Question

Near the surface of Earth, an electric field points radially downward and has a magnitude of approximately 100 N/C. 1) What charge (magnitude and sign) would have to be placed on a penny that has a mass of 2.50 g to cause it to rise into the air with an upward acceleration of 0.190 m/s2? (Express your answer to three significant figures.)

Answer 1

`-2.50*10^(-4) \text{ C}` or -0.000250 C

Step-by-step explanation:

The field points downward, which is the direction of a positive charge. In order for the penny to rise, it has to have a negative charge since its direction is opposite that of the field.

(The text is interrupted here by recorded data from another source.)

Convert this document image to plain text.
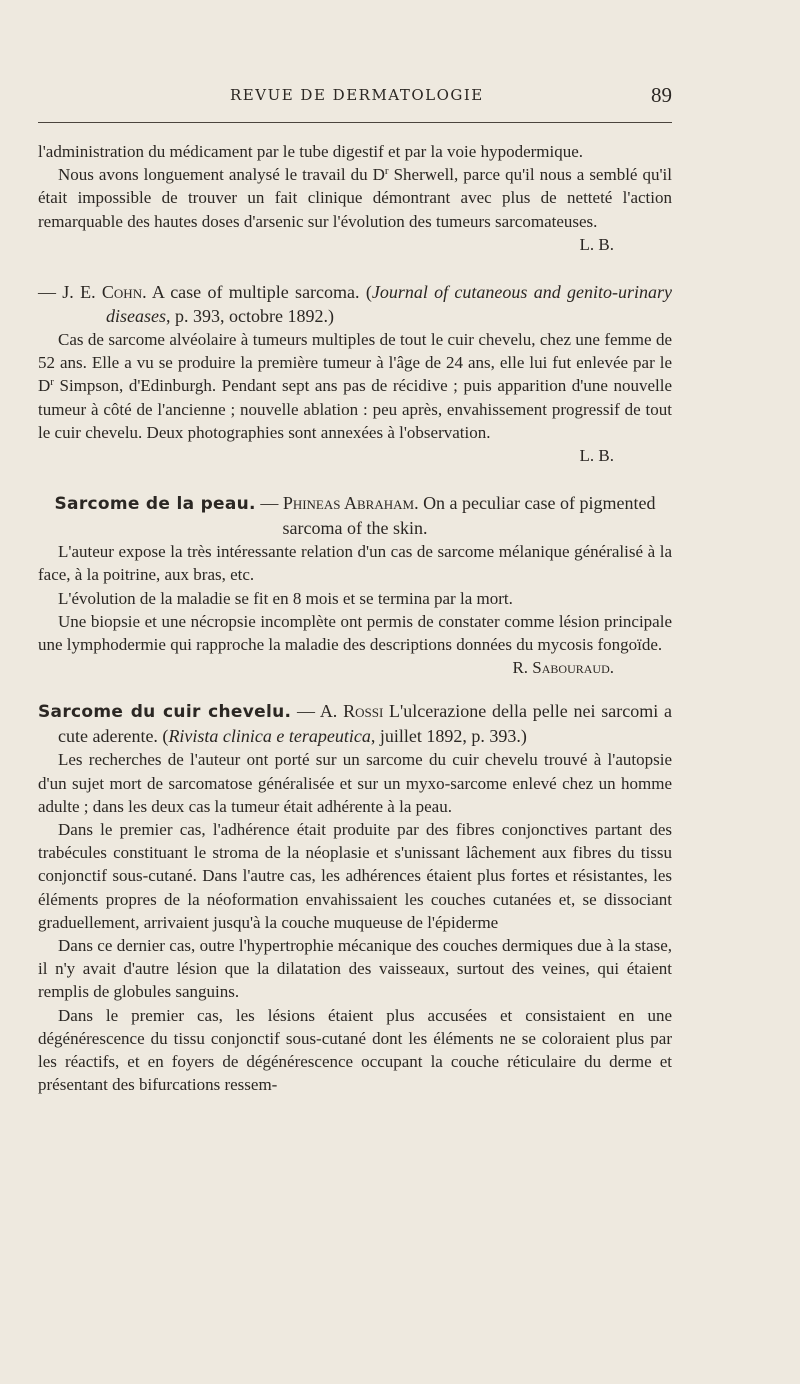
REVUE DE DERMATOLOGIE	89

l'administration du médicament par le tube digestif et par la voie hypodermique.

Nous avons longuement analysé le travail du $D^r$ Sherwell, parce qu'il nous a semblé qu'il était impossible de trouver un fait clinique démontrant avec plus de netteté l'action remarquable des hautes doses d'arsenic sur l'évolution des tumeurs sarcomateuses.

L. B.

— J. E. Cohn. A case of multiple sarcoma. (Journal of cutaneous and genito-urinary diseases, p. 393, octobre 1892.)

Cas de sarcome alvéolaire à tumeurs multiples de tout le cuir chevelu, chez une femme de 52 ans. Elle a vu se produire la première tumeur à l'âge de 24 ans, elle lui fut enlevée par le $D^r$ Simpson, d'Edinburgh. Pendant sept ans pas de récidive ; puis apparition d'une nouvelle tumeur à côté de l'ancienne ; nouvelle ablation : peu après, envahissement progressif de tout le cuir chevelu. Deux photographies sont annexées à l'observation.

L. B.

Sarcome de la peau. — Phineas Abraham. On a peculiar case of pigmented sarcoma of the skin.

L'auteur expose la très intéressante relation d'un cas de sarcome mélanique généralisé à la face, à la poitrine, aux bras, etc.

L'évolution de la maladie se fit en 8 mois et se termina par la mort.

Une biopsie et une nécropsie incomplète ont permis de constater comme lésion principale une lymphodermie qui rapproche la maladie des descriptions données du mycosis fongoïde.

R. Sabouraud.

Sarcome du cuir chevelu. — A. Rossi L'ulcerazione della pelle nei sarcomi a cute aderente. (Rivista clinica e terapeutica, juillet 1892, p. 393.)

Les recherches de l'auteur ont porté sur un sarcome du cuir chevelu trouvé à l'autopsie d'un sujet mort de sarcomatose généralisée et sur un myxo-sarcome enlevé chez un homme adulte ; dans les deux cas la tumeur était adhérente à la peau.

Dans le premier cas, l'adhérence était produite par des fibres conjonctives partant des trabécules constituant le stroma de la néoplasie et s'unissant lâchement aux fibres du tissu conjonctif sous-cutané. Dans l'autre cas, les adhérences étaient plus fortes et résistantes, les éléments propres de la néoformation envahissaient les couches cutanées et, se dissociant graduellement, arrivaient jusqu'à la couche muqueuse de l'épiderme

Dans ce dernier cas, outre l'hypertrophie mécanique des couches dermiques due à la stase, il n'y avait d'autre lésion que la dilatation des vaisseaux, surtout des veines, qui étaient remplis de globules sanguins.

Dans le premier cas, les lésions étaient plus accusées et consistaient en une dégénérescence du tissu conjonctif sous-cutané dont les éléments ne se coloraient plus par les réactifs, et en foyers de dégénérescence occupant la couche réticulaire du derme et présentant des bifurcations ressem-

To calculate the magnitude of the charge:

The penny is to accelerate upward so it must overcome gravity. Hence, the net force to cause it to accelerate it upward is the difference between the electrostatic force and its weight.

`F_N = F_E - W`

`F_E = F_N + W`

`F_E = ma + mg`

`F_E = m(a + g)`

`F_E = 0.0025(0.19+9.8)`

`F_E = 0.0025*9.99`

Now, the electric field intensity is given by

`F_E = E * q`

where q = charge

`q=(F_E)/(E)`

`q=(0.0025*9.99)/(100)=0.00024975= 0.000250` to 3 significant figures.

In standard form, q =
`-2.50*10^(-4) \text{ C}` The negative sign indicates it has a negative charge, as explained initially.